Designing a context-aware digital instrument cluster that balanced high-performance driving needs with everyday usability and unmistakable Corvette identity
The opportunity was to rethink the traditional instrument cluster as a dynamic, driver-centered experience rather than a fixed collection of gauges. Drivers needed instant comprehension in high-speed conditions while still supporting daily driving scenarios. Existing dashboards forced users to interpret dense information under pressure, regardless of driving context. What was missing was an adaptive system that prioritized the right information at the right time.
What made this uniquely difficult was the convergence of performance, safety, and emotional brand expectations within a tightly constrained embedded environment: limited processing power, strict automotive safety requirements, and competing priorities from engineering, performance teams, and brand leadership. Balancing the needs of experienced performance drivers with broader consumer usability expectations, without overwhelming either audience, was central to the design strategy.
Information priorities shifted depending on driving conditions — the interface had to know what mattered when.
I framed the cluster as a context-aware system rather than a static interface. Early work mapped how information priorities shifted across modes, identifying which data needed immediate prominence versus secondary access. I led collaboration across UX, industrial design, and embedded engineering to align visual hierarchy, interaction patterns, and system constraints. A central focus was reducing cognitive load while preserving flexibility for performance-oriented users.



A fully digital instrument cluster that adapts layout, hierarchy, and information emphasis based on the active driving mode — integrated with steering wheel controls, contextual menus, and HUD coordination to keep eyes on the road.
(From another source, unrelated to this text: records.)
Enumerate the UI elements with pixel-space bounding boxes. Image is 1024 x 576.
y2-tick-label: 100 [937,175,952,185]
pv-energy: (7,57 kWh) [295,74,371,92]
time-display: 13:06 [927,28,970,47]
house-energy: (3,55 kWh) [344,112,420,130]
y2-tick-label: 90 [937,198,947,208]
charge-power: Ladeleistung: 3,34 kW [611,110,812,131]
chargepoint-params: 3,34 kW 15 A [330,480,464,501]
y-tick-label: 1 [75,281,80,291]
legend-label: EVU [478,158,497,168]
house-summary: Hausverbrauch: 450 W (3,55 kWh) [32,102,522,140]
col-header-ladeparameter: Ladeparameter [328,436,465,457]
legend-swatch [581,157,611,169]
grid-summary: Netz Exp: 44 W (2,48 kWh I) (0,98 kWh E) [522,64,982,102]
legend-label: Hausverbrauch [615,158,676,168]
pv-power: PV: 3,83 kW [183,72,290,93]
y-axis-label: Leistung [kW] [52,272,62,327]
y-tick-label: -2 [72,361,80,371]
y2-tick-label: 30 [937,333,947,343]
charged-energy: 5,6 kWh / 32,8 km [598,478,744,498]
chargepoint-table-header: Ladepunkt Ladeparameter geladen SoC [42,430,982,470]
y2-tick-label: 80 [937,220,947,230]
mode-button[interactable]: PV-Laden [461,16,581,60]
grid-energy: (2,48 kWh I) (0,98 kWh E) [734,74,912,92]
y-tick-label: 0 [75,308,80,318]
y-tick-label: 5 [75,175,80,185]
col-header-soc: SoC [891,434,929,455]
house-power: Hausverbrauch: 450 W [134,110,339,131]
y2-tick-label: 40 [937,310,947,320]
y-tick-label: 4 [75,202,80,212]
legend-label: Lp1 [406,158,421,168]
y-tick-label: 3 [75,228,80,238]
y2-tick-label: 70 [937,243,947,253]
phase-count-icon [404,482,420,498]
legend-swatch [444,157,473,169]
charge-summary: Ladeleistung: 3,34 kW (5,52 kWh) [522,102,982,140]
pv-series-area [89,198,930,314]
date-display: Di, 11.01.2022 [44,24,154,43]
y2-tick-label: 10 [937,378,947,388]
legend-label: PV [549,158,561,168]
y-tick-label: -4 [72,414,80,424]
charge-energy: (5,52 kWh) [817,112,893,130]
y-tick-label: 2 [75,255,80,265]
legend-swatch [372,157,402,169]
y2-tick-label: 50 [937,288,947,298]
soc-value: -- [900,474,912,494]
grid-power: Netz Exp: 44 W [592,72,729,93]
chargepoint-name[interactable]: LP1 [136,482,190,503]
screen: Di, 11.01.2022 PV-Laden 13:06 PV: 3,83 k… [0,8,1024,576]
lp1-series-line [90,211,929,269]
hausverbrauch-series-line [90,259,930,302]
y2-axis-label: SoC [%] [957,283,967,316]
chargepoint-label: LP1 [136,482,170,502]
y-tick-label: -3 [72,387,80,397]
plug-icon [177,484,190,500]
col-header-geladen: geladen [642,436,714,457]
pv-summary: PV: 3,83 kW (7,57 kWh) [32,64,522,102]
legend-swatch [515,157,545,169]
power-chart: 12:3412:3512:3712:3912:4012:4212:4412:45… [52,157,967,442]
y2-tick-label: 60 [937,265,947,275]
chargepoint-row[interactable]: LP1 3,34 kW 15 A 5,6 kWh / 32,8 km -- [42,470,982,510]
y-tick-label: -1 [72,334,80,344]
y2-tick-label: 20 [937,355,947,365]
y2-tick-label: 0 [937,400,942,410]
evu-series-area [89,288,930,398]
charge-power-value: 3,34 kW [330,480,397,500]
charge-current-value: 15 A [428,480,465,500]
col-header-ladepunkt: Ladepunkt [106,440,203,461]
The visual language draws from analog performance cues while working as a modern digital system, grounded in what the Corvette is.
The instrument cluster became a defining part of the C7 Corvette experience, demonstrating how embedded UX could support both emotional engagement and functional clarity across four distinct driving modes.
The work helped establish a more adaptive, software-driven approach to in-vehicle interfaces — demonstrating that a cluster designed around how drivers actually use the car can serve both performance and clarity without compromising either.